Dissenting in the Keller case, Judge Sidney Thomas wrote:
The logical consequence of the majority view is that all realistic depictions of actual persons, no matter how incidental, are protected by a state law right of publicity regardless of the creative context. This logic jeopardizes the creative use of historic figures in motion pictures, books, and sound recordings.
Noriega’s lawsuit against Activision shows that Judge Thomas was right. The fundamental premise of Noriega’s case is that his inclusion in the game was for realism and thus was not protected. This is a crazy claim. Works—be they books, movies, or games—should not lose First Amendment protection just because they strive for realism. But the Ninth Circuit’s Keller ruling (and a similar decision from the Third Circuit) encourages public figures to advance exactly this argument.

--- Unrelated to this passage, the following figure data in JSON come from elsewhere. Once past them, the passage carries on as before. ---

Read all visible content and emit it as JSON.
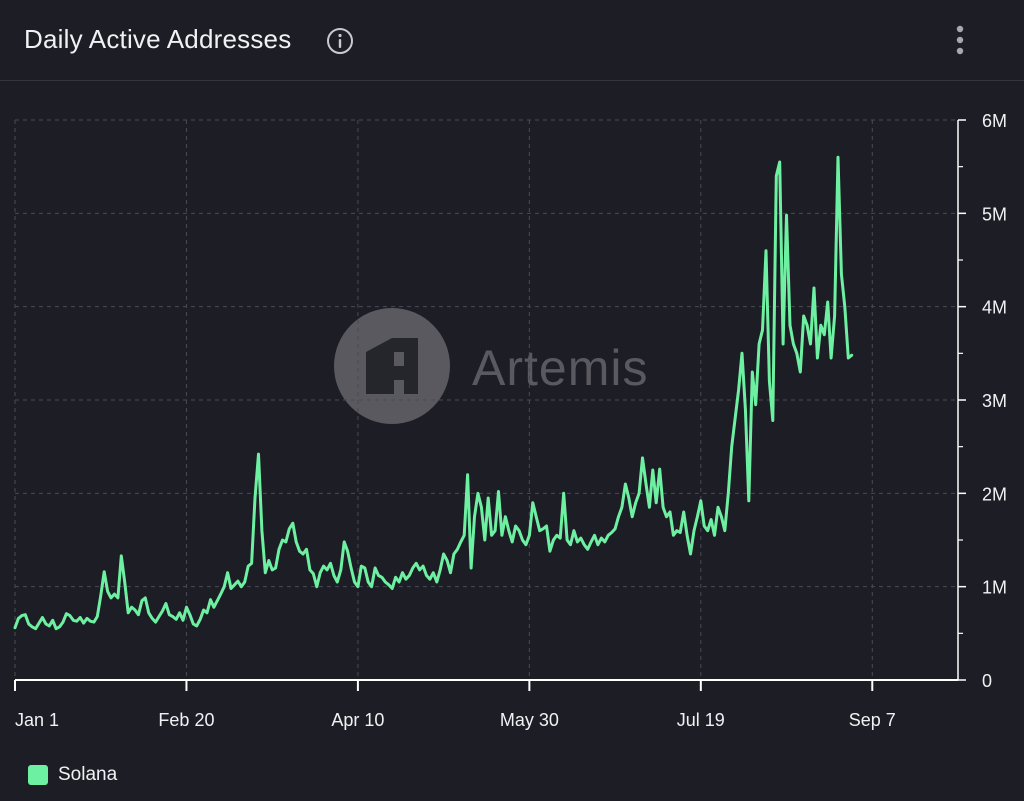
{
  "header": {
    "title": "Daily Active Addresses",
    "info_icon": "info-icon",
    "menu_icon": "kebab-menu-icon"
  },
  "watermark": "Artemis",
  "colors": {
    "background": "#1d1d25",
    "line": "#6ef0a2",
    "grid": "#4a4a55",
    "axis": "#ffffff",
    "text": "#f1f1f5"
  },
  "chart_data": {
    "type": "line",
    "x_ticks": [
      "Jan 1",
      "Feb 20",
      "Apr 10",
      "May 30",
      "Jul 19",
      "Sep 7"
    ],
    "y_ticks": [
      "0",
      "1M",
      "2M",
      "3M",
      "4M",
      "5M",
      "6M"
    ],
    "ylim": [
      0,
      6000000
    ],
    "xlim_days": [
      0,
      275
    ],
    "grid": true,
    "legend_position": "bottom-left",
    "series": [
      {
        "name": "Solana",
        "color": "#6ef0a2",
        "points": [
          [
            0,
            0.56
          ],
          [
            1,
            0.66
          ],
          [
            2,
            0.69
          ],
          [
            3,
            0.7
          ],
          [
            4,
            0.6
          ],
          [
            5,
            0.57
          ],
          [
            6,
            0.55
          ],
          [
            7,
            0.61
          ],
          [
            8,
            0.67
          ],
          [
            9,
            0.6
          ],
          [
            10,
            0.58
          ],
          [
            11,
            0.64
          ],
          [
            12,
            0.55
          ],
          [
            13,
            0.57
          ],
          [
            14,
            0.62
          ],
          [
            15,
            0.71
          ],
          [
            16,
            0.69
          ],
          [
            17,
            0.64
          ],
          [
            18,
            0.63
          ],
          [
            19,
            0.67
          ],
          [
            20,
            0.61
          ],
          [
            21,
            0.66
          ],
          [
            22,
            0.63
          ],
          [
            23,
            0.62
          ],
          [
            24,
            0.68
          ],
          [
            25,
            0.9
          ],
          [
            26,
            1.16
          ],
          [
            27,
            0.95
          ],
          [
            28,
            0.88
          ],
          [
            29,
            0.92
          ],
          [
            30,
            0.88
          ],
          [
            31,
            1.33
          ],
          [
            32,
            1.05
          ],
          [
            33,
            0.72
          ],
          [
            34,
            0.78
          ],
          [
            35,
            0.75
          ],
          [
            36,
            0.7
          ],
          [
            37,
            0.85
          ],
          [
            38,
            0.88
          ],
          [
            39,
            0.72
          ],
          [
            40,
            0.66
          ],
          [
            41,
            0.62
          ],
          [
            42,
            0.68
          ],
          [
            43,
            0.74
          ],
          [
            44,
            0.82
          ],
          [
            45,
            0.7
          ],
          [
            46,
            0.68
          ],
          [
            47,
            0.65
          ],
          [
            48,
            0.72
          ],
          [
            49,
            0.64
          ],
          [
            50,
            0.78
          ],
          [
            51,
            0.7
          ],
          [
            52,
            0.6
          ],
          [
            53,
            0.58
          ],
          [
            54,
            0.65
          ],
          [
            55,
            0.75
          ],
          [
            56,
            0.72
          ],
          [
            57,
            0.86
          ],
          [
            58,
            0.78
          ],
          [
            59,
            0.85
          ],
          [
            60,
            0.92
          ],
          [
            61,
            1.0
          ],
          [
            62,
            1.15
          ],
          [
            63,
            0.98
          ],
          [
            64,
            1.02
          ],
          [
            65,
            1.06
          ],
          [
            66,
            1.0
          ],
          [
            67,
            1.05
          ],
          [
            68,
            1.22
          ],
          [
            69,
            1.25
          ],
          [
            70,
            1.95
          ],
          [
            71,
            2.42
          ],
          [
            72,
            1.6
          ],
          [
            73,
            1.15
          ],
          [
            74,
            1.28
          ],
          [
            75,
            1.18
          ],
          [
            76,
            1.2
          ],
          [
            77,
            1.4
          ],
          [
            78,
            1.5
          ],
          [
            79,
            1.48
          ],
          [
            80,
            1.62
          ],
          [
            81,
            1.68
          ],
          [
            82,
            1.48
          ],
          [
            83,
            1.38
          ],
          [
            84,
            1.35
          ],
          [
            85,
            1.4
          ],
          [
            86,
            1.18
          ],
          [
            87,
            1.14
          ],
          [
            88,
            1.0
          ],
          [
            89,
            1.15
          ],
          [
            90,
            1.22
          ],
          [
            91,
            1.18
          ],
          [
            92,
            1.25
          ],
          [
            93,
            1.12
          ],
          [
            94,
            1.05
          ],
          [
            95,
            1.18
          ],
          [
            96,
            1.48
          ],
          [
            97,
            1.38
          ],
          [
            98,
            1.2
          ],
          [
            99,
            1.05
          ],
          [
            100,
            1.0
          ],
          [
            101,
            1.22
          ],
          [
            102,
            1.2
          ],
          [
            103,
            1.05
          ],
          [
            104,
            1.0
          ],
          [
            105,
            1.2
          ],
          [
            106,
            1.12
          ],
          [
            107,
            1.1
          ],
          [
            108,
            1.05
          ],
          [
            109,
            1.02
          ],
          [
            110,
            0.98
          ],
          [
            111,
            1.1
          ],
          [
            112,
            1.05
          ],
          [
            113,
            1.15
          ],
          [
            114,
            1.08
          ],
          [
            115,
            1.12
          ],
          [
            116,
            1.2
          ],
          [
            117,
            1.25
          ],
          [
            118,
            1.18
          ],
          [
            119,
            1.22
          ],
          [
            120,
            1.12
          ],
          [
            121,
            1.08
          ],
          [
            122,
            1.15
          ],
          [
            123,
            1.05
          ],
          [
            124,
            1.18
          ],
          [
            125,
            1.35
          ],
          [
            126,
            1.28
          ],
          [
            127,
            1.15
          ],
          [
            128,
            1.35
          ],
          [
            129,
            1.4
          ],
          [
            130,
            1.48
          ],
          [
            131,
            1.55
          ],
          [
            132,
            2.2
          ],
          [
            133,
            1.2
          ],
          [
            134,
            1.75
          ],
          [
            135,
            2.0
          ],
          [
            136,
            1.85
          ],
          [
            137,
            1.5
          ],
          [
            138,
            1.95
          ],
          [
            139,
            1.55
          ],
          [
            140,
            1.6
          ],
          [
            141,
            2.02
          ],
          [
            142,
            1.55
          ],
          [
            143,
            1.75
          ],
          [
            144,
            1.6
          ],
          [
            145,
            1.48
          ],
          [
            146,
            1.65
          ],
          [
            147,
            1.6
          ],
          [
            148,
            1.5
          ],
          [
            149,
            1.45
          ],
          [
            150,
            1.55
          ],
          [
            151,
            1.9
          ],
          [
            152,
            1.75
          ],
          [
            153,
            1.6
          ],
          [
            154,
            1.62
          ],
          [
            155,
            1.65
          ],
          [
            156,
            1.38
          ],
          [
            157,
            1.5
          ],
          [
            158,
            1.55
          ],
          [
            159,
            1.52
          ],
          [
            160,
            2.0
          ],
          [
            161,
            1.5
          ],
          [
            162,
            1.45
          ],
          [
            163,
            1.6
          ],
          [
            164,
            1.48
          ],
          [
            165,
            1.52
          ],
          [
            166,
            1.45
          ],
          [
            167,
            1.4
          ],
          [
            168,
            1.48
          ],
          [
            169,
            1.55
          ],
          [
            170,
            1.45
          ],
          [
            171,
            1.52
          ],
          [
            172,
            1.48
          ],
          [
            173,
            1.55
          ],
          [
            174,
            1.58
          ],
          [
            175,
            1.62
          ],
          [
            176,
            1.75
          ],
          [
            177,
            1.85
          ],
          [
            178,
            2.1
          ],
          [
            179,
            1.95
          ],
          [
            180,
            1.75
          ],
          [
            181,
            1.9
          ],
          [
            182,
            2.0
          ],
          [
            183,
            2.38
          ],
          [
            184,
            2.1
          ],
          [
            185,
            1.85
          ],
          [
            186,
            2.25
          ],
          [
            187,
            1.9
          ],
          [
            188,
            2.26
          ],
          [
            189,
            1.85
          ],
          [
            190,
            1.75
          ],
          [
            191,
            1.8
          ],
          [
            192,
            1.55
          ],
          [
            193,
            1.6
          ],
          [
            194,
            1.58
          ],
          [
            195,
            1.8
          ],
          [
            196,
            1.55
          ],
          [
            197,
            1.35
          ],
          [
            198,
            1.6
          ],
          [
            199,
            1.75
          ],
          [
            200,
            1.92
          ],
          [
            201,
            1.65
          ],
          [
            202,
            1.6
          ],
          [
            203,
            1.72
          ],
          [
            204,
            1.55
          ],
          [
            205,
            1.85
          ],
          [
            206,
            1.75
          ],
          [
            207,
            1.6
          ],
          [
            208,
            2.0
          ],
          [
            209,
            2.5
          ],
          [
            210,
            2.8
          ],
          [
            211,
            3.1
          ],
          [
            212,
            3.5
          ],
          [
            213,
            2.9
          ],
          [
            214,
            1.92
          ],
          [
            215,
            3.3
          ],
          [
            216,
            2.95
          ],
          [
            217,
            3.6
          ],
          [
            218,
            3.75
          ],
          [
            219,
            4.6
          ],
          [
            220,
            3.2
          ],
          [
            221,
            2.78
          ],
          [
            222,
            5.4
          ],
          [
            223,
            5.55
          ],
          [
            224,
            3.6
          ],
          [
            225,
            4.98
          ],
          [
            226,
            3.8
          ],
          [
            227,
            3.6
          ],
          [
            228,
            3.5
          ],
          [
            229,
            3.3
          ],
          [
            230,
            3.9
          ],
          [
            231,
            3.8
          ],
          [
            232,
            3.6
          ],
          [
            233,
            4.2
          ],
          [
            234,
            3.45
          ],
          [
            235,
            3.8
          ],
          [
            236,
            3.7
          ],
          [
            237,
            4.05
          ],
          [
            238,
            3.45
          ],
          [
            239,
            3.9
          ],
          [
            240,
            5.6
          ],
          [
            241,
            4.35
          ],
          [
            242,
            4.0
          ],
          [
            243,
            3.45
          ],
          [
            244,
            3.48
          ]
        ]
      }
    ]
  },
  "legend": {
    "label": "Solana"
  }
}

The Noriega case raises another fundamental issue. Why should a notorious dictator, or any governmental official, even have a right to publicity? Surely we should be able to speak freely about public officials, both to criticize them and to include them in historical works. The First Amendment must provide some limitation on misappropriation and publicity claims. Otherwise the torts could be used by public officials to force the deletion of both their misdeeds and achievements from books, movies, video games and other creative works.
Publicity lawsuits by public officials have thus far been rare. Two of the more noteworthy ones involved political figures who were also entertainers. In 2004, California Governor Arnold Schwarzenegger sued the creators and marketers of a “Governator” bobblehead. The case was settled before there was any court decision. And in 1968, Pat Paulsen, a well-known comedian who had declared himself a candidate for the US presidency, sued a company for selling a mock campaign poster bearing Paulsen’s picture. A New York state court rejected Paulsen’s request to stop distribution of the poster, explaining that by becoming a political candidate his image as a candidate, even a satirical one, became “clearly newsworthy and of public interest.”
It may be that Noriega’s case will fail. The Paulsen court’s reasoning will hopefully be applied there as well, should the case ever get before a judge. But courts dealing with right of publicity claims have tended to take a very ad-hoc, result-driven approach that discriminates against video games and favors more traditional media (taken literally, the Keller decision would prohibit realistic biopics). We suspect that the courts may see a dictator litigating from prison as even less sympathetic that the video game industry. But even if Noriega loses, the mere threat of litigation like this can chill creative expression across media. Courts dealing with right of publicity cases need to respect free speech.